Есть вещи, о которых лучше всего умолчать. К числу их относится и содержание предшествующей главы. Потерпевшим фиаско честолюбцам она и так понятна. Если жажда власти, как утверждают некоторые, и в самом деле сильнейшая из человеческих страстей, то можете представить себе мое уныние, отчаяние и горе в тот день, когда мне пришлось распроститься с депутатским креслом. Рухнули все мои надежды, с политической карьерой было покончено. Но Кинкас Борба, философски все проанализировав, пришел к выводу, что мое честолюбие не имеет ничего общего с подлинным всепоглощающим стремлением к власти; скорее, это просто каприз, желание чем-то себя развлечь. По его мнению, эти чувства хотя и не отличаются свойственной честолюбию глубиной, но в случае неудачи приносят куда больше огорчений, будучи сродни женской страсти к нарядам и украшениям. Какой-нибудь Кромвель или Бонапарт, прибавил он, одолеваемые жаждой власти, добивались ее во что бы то ни стало, всеми возможными путями. Мое же честолюбие не таково: не обладая подобной силой, оно не может рассчитывать на безусловный успех; а потому еще горше тоска, обида и разочарование. Мое чувство, с точки зрения гуманитизма…

— Иди ты к черту со своим гуманитизмом, — оборвал я его. — Я уже по горло сыт всей этой философией — толку от нее никакого.

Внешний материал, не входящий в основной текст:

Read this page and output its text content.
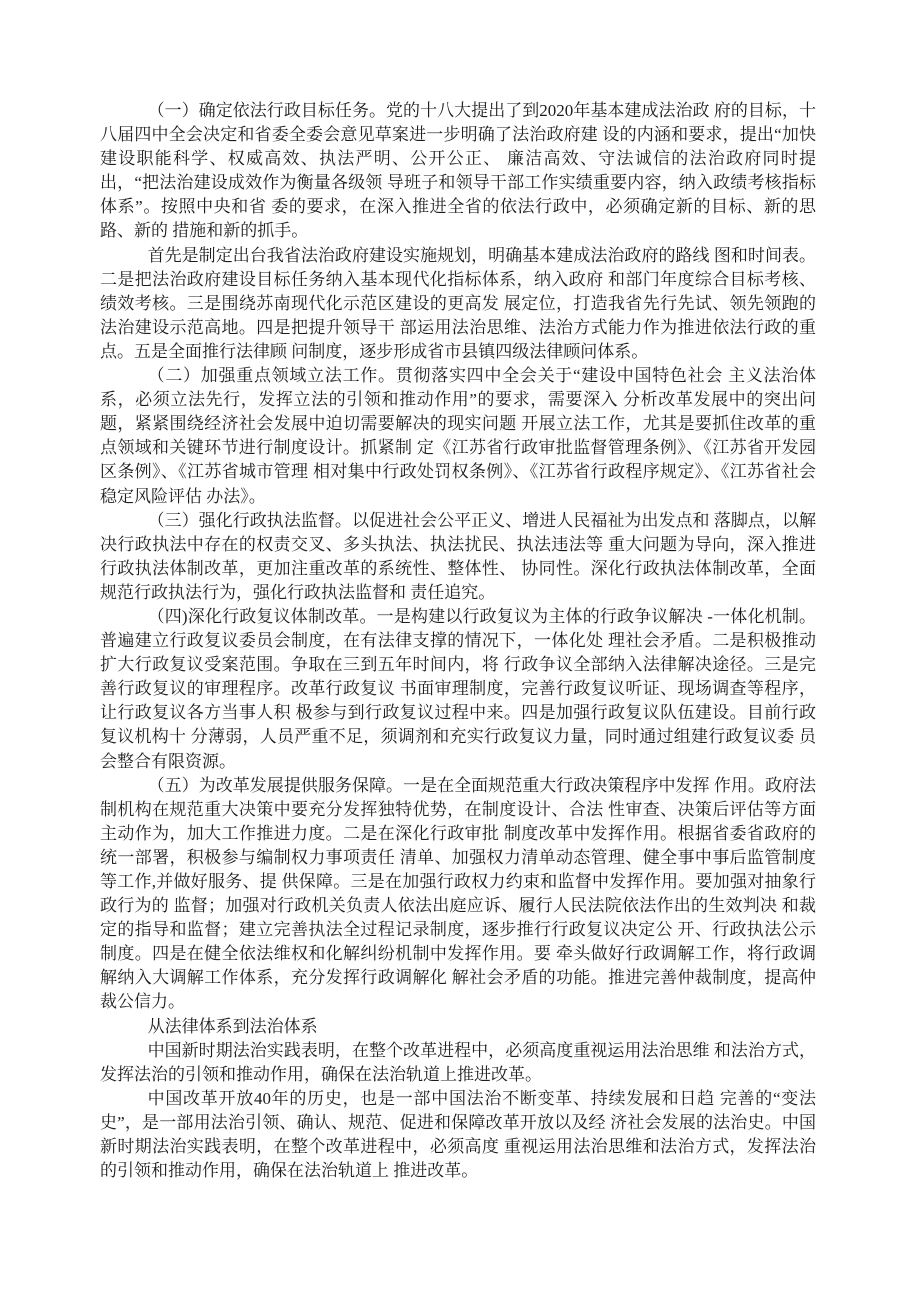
（一）确定依法行政目标任务。党的十八大提出了到2020年基本建成法治政 府的目标，十八届四中全会决定和省委全委会意见草案进一步明确了法治政府建 设的内涵和要求，提出“加快建设职能科学、权威高效、执法严明、公开公正、 廉洁高效、守法诚信的法治政府同时提出，“把法治建设成效作为衡量各级领 导班子和领导干部工作实绩重要内容，纳入政绩考核指标体系”。按照中央和省 委的要求，在深入推进全省的依法行政中，必须确定新的目标、新的思路、新的 措施和新的抓手。

首先是制定出台我省法治政府建设实施规划，明确基本建成法治政府的路线 图和时间表。二是把法治政府建设目标任务纳入基本现代化指标体系，纳入政府 和部门年度综合目标考核、绩效考核。三是围绕苏南现代化示范区建设的更高发 展定位，打造我省先行先试、领先领跑的法治建设示范高地。四是把提升领导干 部运用法治思维、法治方式能力作为推进依法行政的重点。五是全面推行法律顾 问制度，逐步形成省市县镇四级法律顾问体系。

（二）加强重点领域立法工作。贯彻落实四中全会关于“建设中国特色社会 主义法治体系，必须立法先行，发挥立法的引领和推动作用”的要求，需要深入 分析改革发展中的突出问题，紧紧围绕经济社会发展中迫切需要解决的现实问题 开展立法工作，尤其是要抓住改革的重点领域和关键环节进行制度设计。抓紧制 定《江苏省行政审批监督管理条例》、《江苏省开发园区条例》、《江苏省城市管理 相对集中行政处罚权条例》、《江苏省行政程序规定》、《江苏省社会稳定风险评估 办法》。

（三）强化行政执法监督。以促进社会公平正义、增进人民福祉为出发点和 落脚点，以解决行政执法中存在的权责交叉、多头执法、执法扰民、执法违法等 重大问题为导向，深入推进行政执法体制改革，更加注重改革的系统性、整体性、 协同性。深化行政执法体制改革，全面规范行政执法行为，强化行政执法监督和 责任追究。

（四)深化行政复议体制改革。一是构建以行政复议为主体的行政争议解决 -一体化机制。普遍建立行政复议委员会制度，在有法律支撑的情况下，一体化处 理社会矛盾。二是积极推动扩大行政复议受案范围。争取在三到五年时间内，将 行政争议全部纳入法律解决途径。三是完善行政复议的审理程序。改革行政复议 书面审理制度，完善行政复议听证、现场调查等程序，让行政复议各方当事人积 极参与到行政复议过程中来。四是加强行政复议队伍建设。目前行政复议机构十 分薄弱，人员严重不足，须调剂和充实行政复议力量，同时通过组建行政复议委 员会整合有限资源。

（五）为改革发展提供服务保障。一是在全面规范重大行政决策程序中发挥 作用。政府法制机构在规范重大决策中要充分发挥独特优势，在制度设计、合法 性审查、决策后评估等方面主动作为，加大工作推进力度。二是在深化行政审批 制度改革中发挥作用。根据省委省政府的统一部署，积极参与编制权力事项责任 清单、加强权力清单动态管理、健全事中事后监管制度等工作,并做好服务、提 供保障。三是在加强行政权力约束和监督中发挥作用。要加强对抽象行政行为的 监督；加强对行政机关负责人依法出庭应诉、履行人民法院依法作出的生效判决 和裁定的指导和监督；建立完善执法全过程记录制度，逐步推行行政复议决定公 开、行政执法公示制度。四是在健全依法维权和化解纠纷机制中发挥作用。要 牵头做好行政调解工作，将行政调解纳入大调解工作体系，充分发挥行政调解化 解社会矛盾的功能。推进完善仲裁制度，提高仲裁公信力。

从法律体系到法治体系

中国新时期法治实践表明，在整个改革进程中，必须高度重视运用法治思维 和法治方式，发挥法治的引领和推动作用，确保在法治轨道上推进改革。

中国改革开放40年的历史，也是一部中国法治不断变革、持续发展和日趋 完善的“变法史”，是一部用法治引领、确认、规范、促进和保障改革开放以及经 济社会发展的法治史。中国新时期法治实践表明，在整个改革进程中，必须高度 重视运用法治思维和法治方式，发挥法治的引领和推动作用，确保在法治轨道上 推进改革。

Такая грубость по отношению к столь выдающемуся философу была непозволительна, но он простил мне мою выходку. Нам принесли кофе. Приближался вечер. Мы сидели у меня в кабинете, уютной комнате с окнами в сад, нас окружали книги, предметы искусства, и среди последних — Вольтер, бронзовый Вольтер: в тот день он, хитрец, глядя на меня, казалось, усмехался еще более саркастически; удобные кресла, а за окном — солнце, огромное солнце, которое Кинкас Борба то ли в шутку, то ли в припадке поэтического вдохновения окрестил министром природы. По саду гулял свежий ветерок, на небе — ни облачка. Птицы в клетках, подвешенных к каждому из трех окон, распевали свои незатейливые арии. Все жило своей, независимой от человека жизнью, и хотя я сидел в своем кабинете, любовался своим садом, расположившись в своем кресле, и слушал пение своих птиц, мне все равно было нестерпимо горько при мысли, что я утратил то, другое кресло, которое не было моим.

Глава CXLI

СОБАКИ

— Чем же ты теперь займешься? — спросил меня Кинкас Борба, ставя пустую чашку на подоконник.

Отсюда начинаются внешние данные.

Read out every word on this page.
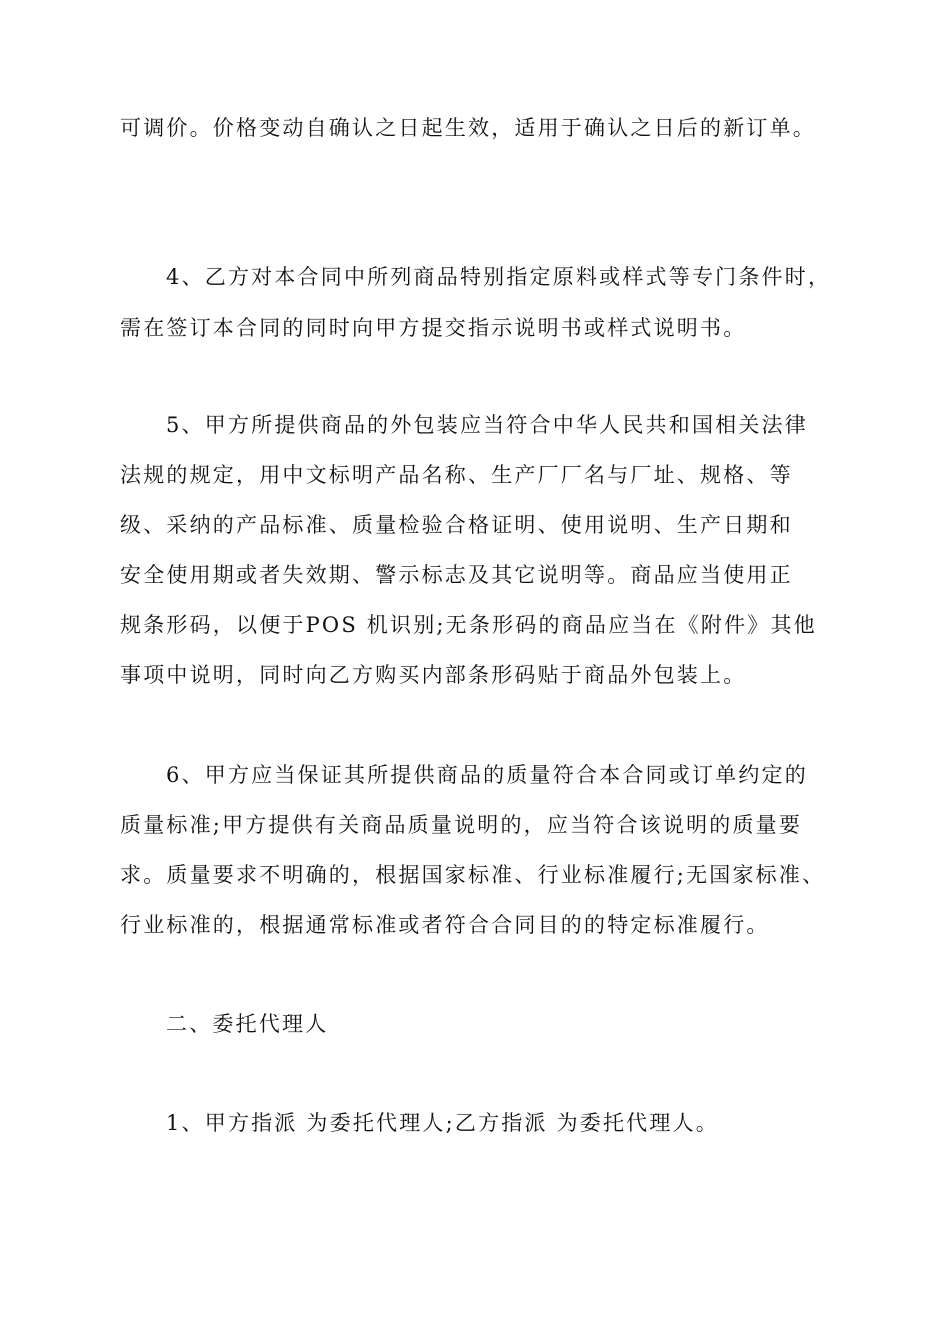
可调价。价格变动自确认之日起生效，适用于确认之日后的新订单。
4、乙方对本合同中所列商品特别指定原料或样式等专门条件时，
需在签订本合同的同时向甲方提交指示说明书或样式说明书。
5、甲方所提供商品的外包装应当符合中华人民共和国相关法律
法规的规定，用中文标明产品名称、生产厂厂名与厂址、规格、等
级、采纳的产品标准、质量检验合格证明、使用说明、生产日期和
安全使用期或者失效期、警示标志及其它说明等。商品应当使用正
规条形码，以便于POS 机识别;无条形码的商品应当在《附件》其他
事项中说明，同时向乙方购买内部条形码贴于商品外包装上。
6、甲方应当保证其所提供商品的质量符合本合同或订单约定的
质量标准;甲方提供有关商品质量说明的，应当符合该说明的质量要
求。质量要求不明确的，根据国家标准、行业标准履行;无国家标准、
行业标准的，根据通常标准或者符合合同目的的特定标准履行。
二、委托代理人
1、甲方指派 为委托代理人;乙方指派 为委托代理人。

— Еще не знаю. Пока поеду в Тижуку, не хочу сейчас никого видеть. Мне все противно, и я смертельно устал. Столько надежд, мой дорогой Борба, столько надежд, и кто я теперь? Никто!

— Ну уж и никто! — с негодованием обрушился на меня Кинкас Борба.

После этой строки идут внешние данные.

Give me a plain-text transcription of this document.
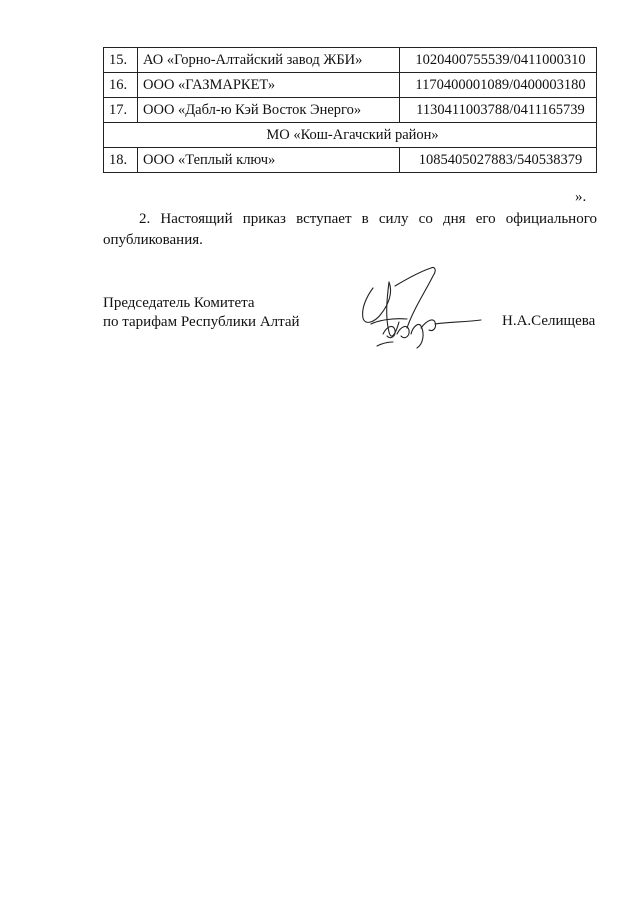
15.	АО «Горно-Алтайский завод ЖБИ»	1020400755539/0411000310
16.	ООО «ГАЗМАРКЕТ»	1170400001089/0400003180
17.	ООО «Дабл-ю Кэй Восток Энерго»	1130411003788/0411165739
МО «Кош-Агачский район»		
18.	ООО «Теплый ключ»	1085405027883/540538379
».

2. Настоящий приказ вступает в силу со дня его официального опубликования.

Председатель Комитета
по тарифам Республики Алтай	Н.А.Селищева
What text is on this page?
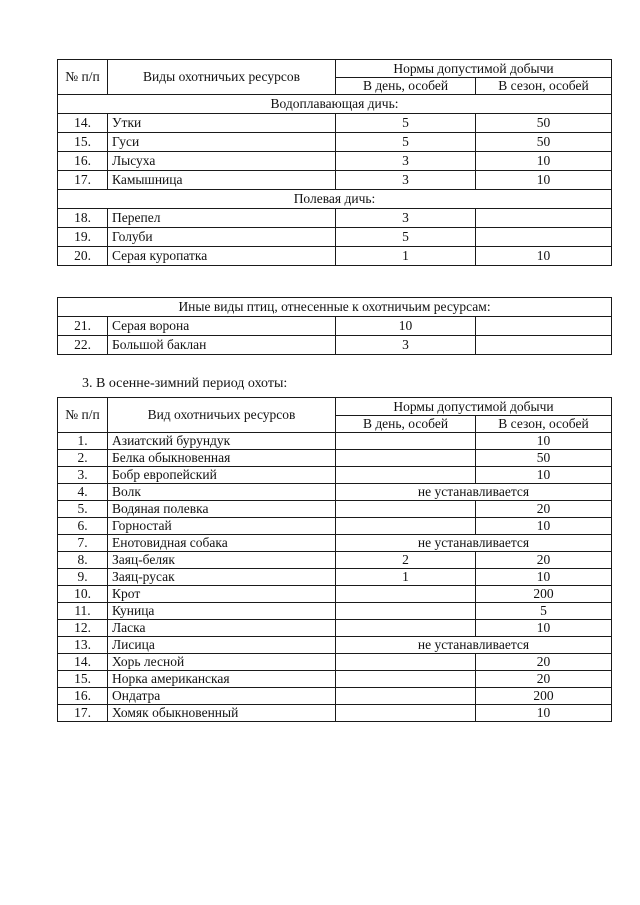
№ п/п	Виды охотничьих ресурсов	Нормы допустимой добычи	
		В день, особей	В сезон, особей
Водоплавающая дичь:			
14.	Утки	5	50
15.	Гуси	5	50
16.	Лысуха	3	10
17.	Камышница	3	10
Полевая дичь:			
18.	Перепел	3	
19.	Голуби	5	
20.	Серая куропатка	1	10
Иные виды птиц, отнесенные к охотничьим ресурсам:			
21.	Серая ворона	10	
22.	Большой баклан	3	
3. В осенне-зимний период охоты:
№ п/п	Вид охотничьих ресурсов	Нормы допустимой добычи	
		В день, особей	В сезон, особей
1.	Азиатский бурундук		10
2.	Белка обыкновенная		50
3.	Бобр европейский		10
4.	Волк	не устанавливается	
5.	Водяная полевка		20
6.	Горностай		10
7.	Енотовидная собака	не устанавливается	
8.	Заяц-беляк	2	20
9.	Заяц-русак	1	10
10.	Крот		200
11.	Куница		5
12.	Ласка		10
13.	Лисица	не устанавливается	
14.	Хорь лесной		20
15.	Норка американская		20
16.	Ондатра		200
17.	Хомяк обыкновенный		10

Чтобы развлечь меня, он предложил мне пройтись. Мы направились в сторону Энженьо-Вельо, продолжая разговор о моих делах. Эта прогулка положила начало моему исцелению: мудрые слова великого человека оказались для меня спасительным бальзамом. Он внушил мне, что я не смею покидать поле боя. Пусть я потерял депутатское кресло, но ведь можно заняться чем-нибудь другим, — например, издавать газету. Он употребил при этом менее изысканное выражение, показав, что философский язык время от времени может подкрепляться жаргонными словечками.

— Начни издавать газету, — сказал он мне, — и разнеси к черту всю эту лавочку.

— Блестящая идея! Да, да, я начну издавать газету, и уж тут-то я с ними разделаюсь, я…

— Ты будешь сражаться. Разделаешься ты с ними или нет, но главное — ты будешь бороться. Жизнь есть борьба. Жизнь без борьбы — мертвая ткань в организме вселенной.

Тут мы как раз проходили мимо дерущихся собак. Обыкновенный человек, разумеется, не увидел бы в собачьей драке ничего особенного. Но Кинкас Борба остановил меня и посоветовал понаблюдать за ними.

Две собаки дрались из-за кости, которая валялась тут же, и мой спутник, обратив мое внимание на предмет распри, заметил, что на кости к тому же нет и признака мяса. Просто голая кость. Собаки грызлись, рычали, и глаза у них горели яростью… Кинкас Борба, сунув трость под мышку, замер в состоянии полного экстаза.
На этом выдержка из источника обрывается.